Но и Хлебников почему-то почувствовал, что князь не такой, как все, и если захочет, все сделает.
— На вечере я был в гостях, там меня и арестовали, не дали переодеться, — князь запахнул сюртук и улыбнулся.
И вот в улыбке его и сказалось все: почему так тянет к нему и все ждут от него чуда.
Кто он, за что арестован? — спрашивать не решались и передавались по вагону невероятные истории и задавались вопросы какие-то вокруг да около.
Между тем в бабьем углу душеспасительная беседа все более и более оживлялась. Речь о. Михаила проникновенна, голос умиленный.
— Встав Макарий зело рано, и иде сквозь пустыню и срете на пути беса, на камне сидяща… аки цепом некиим пшеницу молотящи. Искушеше, бес, преподобного, вопроси его: имаше ли сицевый? И изъем преподобный… бе бо велий зело, яко же досязати ему до пят. И возвратиться бес в место свое посрамленный, в себе дивяся бывшему.
— Так ему и надо!
— И сокрушени бяху врата адовы.
— Эмалиоль! Что такое эмалиоль?
— Э-ма-ли-оль, ваше сиятельство, эмалиоль, — арестанты притиснулись к князю.
— А вот если приснится тебе: увидишь ты ноги змеи, это к смерти, — зашамкала старушонка.

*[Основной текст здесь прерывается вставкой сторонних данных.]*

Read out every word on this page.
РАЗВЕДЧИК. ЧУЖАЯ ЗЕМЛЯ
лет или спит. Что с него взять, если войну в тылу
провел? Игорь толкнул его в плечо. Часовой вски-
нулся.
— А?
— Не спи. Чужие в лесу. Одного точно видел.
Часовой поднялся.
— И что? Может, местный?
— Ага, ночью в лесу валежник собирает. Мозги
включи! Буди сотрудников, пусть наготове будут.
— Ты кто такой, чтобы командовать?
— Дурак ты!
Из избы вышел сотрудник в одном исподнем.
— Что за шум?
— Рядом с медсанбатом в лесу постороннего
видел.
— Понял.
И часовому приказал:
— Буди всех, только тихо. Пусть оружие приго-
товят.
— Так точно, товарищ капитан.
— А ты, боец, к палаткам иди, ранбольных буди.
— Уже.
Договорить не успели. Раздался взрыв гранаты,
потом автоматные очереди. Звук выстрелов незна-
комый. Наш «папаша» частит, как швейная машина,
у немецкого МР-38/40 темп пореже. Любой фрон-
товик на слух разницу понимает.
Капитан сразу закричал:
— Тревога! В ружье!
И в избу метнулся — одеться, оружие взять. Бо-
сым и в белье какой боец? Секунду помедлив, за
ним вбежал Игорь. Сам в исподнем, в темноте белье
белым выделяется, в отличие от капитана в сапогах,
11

— Эмалиоль, я ничего не знаю, — князь опять улыбнулся.
— Ваше сиятельство, одолжите папироску? — какой-то ледящий, ощериваясь, семенил как трактирный половой около кутящего столика.
Князь пошарил по карманам, но портсигара нигде не было: портсигар украли.
— Жулик народ пошел, — заметил старик с позеленевшей бородой, — против американского замка силу взял.
— Без табаку скверно, — ледящий хихикал.
— Был у нас начальник — зверь, неладно кончил: оку нули его с головой в парашку, — старик подсел к князю, ты хоть руки на себя накладывай: табак воспрещал. А без табаку, не куривши известно, хоть помирай. Что делать? И пристрастился я веник курить, такой веник был, всякий день парашу им чистили. И ничего, попривык, папироски не надо. С год веником пользовался.